Further, the metal film can be efficiently removed, and a high-purity glass substrate can be obtained. Further, even for a wide variety of liquid crystal panels, that is, glass substrates, dispersion processing is not required, and processing can be performed with the same equipment. Furthermore, the amount of waste generated by the film removal process is small, and the amount of waste after the process can be reduced. Further, the present invention has effects such as easy transportation and disposal of the discharged matter, and easy recovery of the harmful substance when the film is a harmful substance.

[Brief description of the drawings]

FIG. 1 is a flowchart illustrating a method for processing a waste liquid crystal panel according to an embodiment of the present invention.

FIG. 2 is a longitudinal sectional view showing a liquid crystal panel processed by the processing method shown in FIG.

FIG. 3 is a schematic front view showing an example in which the film removing process shown in FIG. 1 is performed by a deburring device as a film removing device.

FIG. 4 is a schematic front view showing an example in which the film removal processing shown in FIG. 1 is performed by a rotary polishing apparatus as a film removal apparatus.

FIG. 5 is a schematic front view showing an example in which the film removing process shown in FIG. 1 is performed by a glass digging device as a film removing device.
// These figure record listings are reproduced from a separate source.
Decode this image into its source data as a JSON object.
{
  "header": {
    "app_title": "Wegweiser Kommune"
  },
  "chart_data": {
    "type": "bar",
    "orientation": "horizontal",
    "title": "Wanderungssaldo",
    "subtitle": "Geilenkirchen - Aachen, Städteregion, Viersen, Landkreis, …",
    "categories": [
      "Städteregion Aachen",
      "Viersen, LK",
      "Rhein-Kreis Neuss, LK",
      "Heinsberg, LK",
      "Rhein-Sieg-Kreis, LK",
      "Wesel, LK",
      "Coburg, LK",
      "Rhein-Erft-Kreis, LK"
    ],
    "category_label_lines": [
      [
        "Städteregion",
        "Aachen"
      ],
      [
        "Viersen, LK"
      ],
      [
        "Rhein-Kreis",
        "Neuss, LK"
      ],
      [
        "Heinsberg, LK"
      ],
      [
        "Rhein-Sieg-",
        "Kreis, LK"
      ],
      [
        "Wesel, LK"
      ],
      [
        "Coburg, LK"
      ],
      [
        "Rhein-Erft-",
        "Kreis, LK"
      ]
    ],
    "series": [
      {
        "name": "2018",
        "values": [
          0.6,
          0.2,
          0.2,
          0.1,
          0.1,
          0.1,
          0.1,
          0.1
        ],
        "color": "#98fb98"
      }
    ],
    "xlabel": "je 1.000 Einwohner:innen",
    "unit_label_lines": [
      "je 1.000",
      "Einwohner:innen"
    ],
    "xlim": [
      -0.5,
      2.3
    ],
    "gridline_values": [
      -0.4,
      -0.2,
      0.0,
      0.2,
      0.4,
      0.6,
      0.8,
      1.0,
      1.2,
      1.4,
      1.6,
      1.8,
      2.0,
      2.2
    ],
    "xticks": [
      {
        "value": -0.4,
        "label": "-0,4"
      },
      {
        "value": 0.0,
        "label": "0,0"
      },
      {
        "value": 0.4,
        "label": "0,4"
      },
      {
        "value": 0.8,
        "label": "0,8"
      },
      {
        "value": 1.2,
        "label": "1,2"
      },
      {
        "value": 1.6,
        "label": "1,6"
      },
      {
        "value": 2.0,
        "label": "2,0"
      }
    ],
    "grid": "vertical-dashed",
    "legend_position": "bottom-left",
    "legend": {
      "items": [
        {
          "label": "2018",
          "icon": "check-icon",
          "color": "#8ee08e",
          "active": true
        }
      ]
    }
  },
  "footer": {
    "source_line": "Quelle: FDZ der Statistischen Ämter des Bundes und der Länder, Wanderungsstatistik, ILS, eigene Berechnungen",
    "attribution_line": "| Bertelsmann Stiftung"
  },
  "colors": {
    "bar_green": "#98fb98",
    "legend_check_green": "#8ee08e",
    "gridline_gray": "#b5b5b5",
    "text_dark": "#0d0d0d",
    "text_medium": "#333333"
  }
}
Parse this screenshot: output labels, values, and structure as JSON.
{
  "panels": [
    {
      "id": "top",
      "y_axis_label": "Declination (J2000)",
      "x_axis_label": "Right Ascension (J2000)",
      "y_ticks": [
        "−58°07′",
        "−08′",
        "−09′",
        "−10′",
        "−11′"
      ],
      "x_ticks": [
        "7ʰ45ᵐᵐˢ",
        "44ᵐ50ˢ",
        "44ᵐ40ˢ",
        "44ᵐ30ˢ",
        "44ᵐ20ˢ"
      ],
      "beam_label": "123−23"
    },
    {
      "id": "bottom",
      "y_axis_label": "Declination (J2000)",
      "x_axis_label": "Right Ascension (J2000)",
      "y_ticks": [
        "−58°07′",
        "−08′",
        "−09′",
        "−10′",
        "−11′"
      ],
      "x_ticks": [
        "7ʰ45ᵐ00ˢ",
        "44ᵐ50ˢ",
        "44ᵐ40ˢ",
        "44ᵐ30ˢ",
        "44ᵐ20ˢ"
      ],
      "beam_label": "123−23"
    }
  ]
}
FIG. 6 is a schematic front view showing an example in which the film removal processing shown in FIG. 1 is performed by a sand blast device as a film removal device.

[Explanation of symbols]

 DESCRIPTION OF SYMBOLS 1 Glass substrate 1a film 2 Seal resin body 3 Liquid crystal layer 4 Polarizer 5 Color filter 6 Antireflection film 7 Transparent electrode 8 Alignment film 9 Pixel electrode 10 Bus electrode 21 Film remover 23 Sandpaper 31 Film remover 33 Polishing sheet 41 Film Removal device 43 Grinding stone 51 Film removal device 53 Fine particles

 ────────────────────────────────────────────────── ─── Continued on the front page (72) Inventor Yasunobu Tagusa 22-22 Nagaikecho, Abeno-ku, Osaka-shi, Osaka F-term (reference) 2H088 FA18 FA30

Claims (5)

[Claims] 1. A liquid crystal panel is heated to 450 to 650 ° C.
A method for treating a waste liquid crystal panel, wherein an organic substance provided on the liquid crystal panel is gasified and removed. 2. The liquid crystal panel according to claim 1, wherein a liquid crystal driving driver IC is connected to said liquid crystal panel.
3. The method for treating a waste liquid crystal panel according to item 1. 3. The method for treating a waste liquid crystal panel according to claim 1, wherein the heating is performed in an atmosphere in which oxygen is cut off. 4. The heating apparatus according to claim 1, wherein the heating rate and the cooling rate during the heating are 40 ° C./min or less.
The method for treating a waste liquid crystal panel according to any one of the above. 5. A method for treating a waste liquid crystal panel, comprising: removing a metal-containing film provided on a glass substrate of a liquid crystal panel by a mechanical removal method.